Solar Installer Fraud and a Rebate Fight in Missouri

Fraud and policy drama in the Show-Me State

The Missouri solar industry has uncovered an allegedly fraudulent installer who may have caused a premature cutoff of solar rebates, which could affect the state net metering program.

The Missouri Solar Energy Industries Association (MOSEIA) filed a request with the state Public Service Commission for an audit of U.S. Solar and the handling of solar rebates made to it by Kansas City Power and Light (KCP&L), the dominant investor-owned utility in eastern Missouri and western Kansas.

A June 3, 2013 letter from MOSEIA Executive Director Heidi Schoen to KCP&L VP Charles Caisley reported that U.S. Solar had been expelled from the solar industry trade organization on March 20, 2013 “due to suspected ethics violations and possible unlawful actions.” According to Schoen, the letter has gone unanswered.

An ethics complaint to MOSEIA from a customer identified to KCP&L but not to the public presented the following evidence:

  1. The customer was given a quote for an 8.46-kilowatt system by U.S. Solar and completed and signed an application
  2. U.S. Solar submitted an application to KCP&L for a 16.45-kilowatt system and for a $32,100 rebate
  3. U.S. Solar installed an 8.45-kilowatt system for the customer
  4. A check from KCP&L for $32,100 was sent to U.S. Solar and cashed



In addition, MOSEIA reported, no other solar installer has been able to get KCP&L to send them rebate checks.   

There are “many similar examples,” according to the MOSEIA letter to KCP&L, “and we believe KCP&L is aware of many of them.”

MOSEIA’s letter requested that KCP&L:

  1. Suspend all U.S. Solar rebate and interconnection applications
  2. Review all U.S. Solar applications and take “whatever steps are necessary to protect the solar rebate program”
  3. Make sure “overpayment of rebates does not count against the retail rate impact”



“Based on the information we have available, we strongly believe the Missouri Public Service Commission should conduct an independent audit,” Schoen stated. “We also believe that such payments should not be included in KCP&L’s calculation of any retail cap.” 

One of the biggest installers in KCP&L’s territory told GTM he believed U.S. Solar was able to obtain checks while other installers had not because the one individual who signed and sent out rebate checks at KCP&L was cooperating with the company.

Another, simpler explanation, said national SEIA and MOSEIA representative Susan Brown, is basic incompetence at KCP&L. Brown’s explanation substantiated reports from installers that KPC&L regularly took longer than the legally allotted 90 days to process interconnection and rebate applications, while installers in western Missouri reported that Ameren, the area's dominant utility, regularly handled the same paperwork in two to four weeks.

Of greater concern to KCP&L territory solar installers is the possible cutoff of the utility’s solar rebate program.

The program was instituted statewide by a 2008 ballot initiative.

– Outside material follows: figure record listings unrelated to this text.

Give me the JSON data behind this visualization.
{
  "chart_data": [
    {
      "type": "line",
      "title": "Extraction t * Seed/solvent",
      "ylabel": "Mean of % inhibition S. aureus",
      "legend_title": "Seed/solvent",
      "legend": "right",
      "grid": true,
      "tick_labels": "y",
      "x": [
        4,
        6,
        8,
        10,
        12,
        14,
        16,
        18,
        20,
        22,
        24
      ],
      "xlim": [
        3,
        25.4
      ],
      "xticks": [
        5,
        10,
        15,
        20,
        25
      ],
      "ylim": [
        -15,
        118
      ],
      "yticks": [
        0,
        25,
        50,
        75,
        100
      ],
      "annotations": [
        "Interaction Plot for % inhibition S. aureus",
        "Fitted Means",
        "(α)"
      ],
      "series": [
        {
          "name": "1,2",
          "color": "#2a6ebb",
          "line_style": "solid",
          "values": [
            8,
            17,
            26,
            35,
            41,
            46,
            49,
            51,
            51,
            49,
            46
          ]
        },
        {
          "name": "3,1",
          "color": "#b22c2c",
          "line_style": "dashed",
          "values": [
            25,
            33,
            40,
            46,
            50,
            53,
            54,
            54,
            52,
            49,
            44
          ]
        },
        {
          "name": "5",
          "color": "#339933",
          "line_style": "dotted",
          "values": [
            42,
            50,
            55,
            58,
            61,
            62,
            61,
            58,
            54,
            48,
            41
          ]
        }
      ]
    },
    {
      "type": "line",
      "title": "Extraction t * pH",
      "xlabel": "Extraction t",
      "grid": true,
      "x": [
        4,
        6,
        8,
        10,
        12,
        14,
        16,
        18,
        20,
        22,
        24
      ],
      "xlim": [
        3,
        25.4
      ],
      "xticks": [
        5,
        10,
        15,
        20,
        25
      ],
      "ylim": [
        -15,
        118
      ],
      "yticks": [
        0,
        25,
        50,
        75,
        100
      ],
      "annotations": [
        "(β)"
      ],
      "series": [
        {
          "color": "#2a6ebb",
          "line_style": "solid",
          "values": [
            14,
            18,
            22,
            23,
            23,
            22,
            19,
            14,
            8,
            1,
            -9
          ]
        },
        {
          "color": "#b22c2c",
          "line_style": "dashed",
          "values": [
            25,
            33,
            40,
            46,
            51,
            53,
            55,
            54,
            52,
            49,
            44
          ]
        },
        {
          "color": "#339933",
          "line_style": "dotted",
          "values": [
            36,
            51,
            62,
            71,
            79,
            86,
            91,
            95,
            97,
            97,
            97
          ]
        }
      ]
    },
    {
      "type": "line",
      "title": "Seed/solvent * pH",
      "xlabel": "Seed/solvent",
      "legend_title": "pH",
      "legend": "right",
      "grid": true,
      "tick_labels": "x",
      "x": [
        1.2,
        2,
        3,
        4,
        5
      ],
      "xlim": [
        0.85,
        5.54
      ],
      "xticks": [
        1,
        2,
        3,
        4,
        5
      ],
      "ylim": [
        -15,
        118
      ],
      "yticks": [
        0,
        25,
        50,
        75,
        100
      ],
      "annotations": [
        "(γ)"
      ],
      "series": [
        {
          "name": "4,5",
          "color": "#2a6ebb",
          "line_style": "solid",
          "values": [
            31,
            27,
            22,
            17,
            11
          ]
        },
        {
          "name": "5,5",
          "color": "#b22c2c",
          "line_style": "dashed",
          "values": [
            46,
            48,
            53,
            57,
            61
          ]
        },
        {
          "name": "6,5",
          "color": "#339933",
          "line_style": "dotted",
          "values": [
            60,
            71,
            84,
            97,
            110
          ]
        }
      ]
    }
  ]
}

It set rebates at $2 per watt. A broad interpretation of the initiative’s language holds that the rebate program came with a cap if payments by KCP&L or Ameren increased ratepayer bills by more than 1 percent.

Ameren has stated publicly it is nowhere near the cap.

According to KCP&L, it paid $357,835 in rebates in 2010, $2,656,960 in 2011, $12,440,834 in 2012 and $9,420,048 through the beginning of June of this year.

MOSEIA’s allegation to KCP&L of “many similar examples” of inflated rebate payments led to its concern that the utility “protect the solar rebate program” and not count “overpayment of rebates” to U.S. Solar toward the cap.

Several reports, including one from the Kansas City Star, put the amount of rebates that would trigger the 1 percent cap at $21 million. While the Public Service Commission has not yet acted to force an audit, MOSEIA members claim fraudulent overpayments to U.S. Solar could be in the millions of dollars.

A KCP&L filing with the PSC on June 3 proposed shifting rebate payments due after September 3 to January 2014.

“We have to follow the law,” KCP&L’s Caisley told the Star, “and protect the 99.9 percent of our customers who are not getting solar.”

KCP&L should also not be invoking the cap, MOSEIA’s Brown explained, because a separate compromise was signed into law by Missouri Governor Jay Nixon that will gradually phase out the rebates by 2020.

The Commission’s staff ruled that the utility’s filing was deficient, which temporarily delayed the curtailing of rebates.

At the same time, Caisley called for ratepayer protection when he included net metering in his defense of KCP&L’s proposed cap on rebates. “The costs of the solar energy rebate program are shared among all KCP&L customers, not just those who are making investments in solar technology.”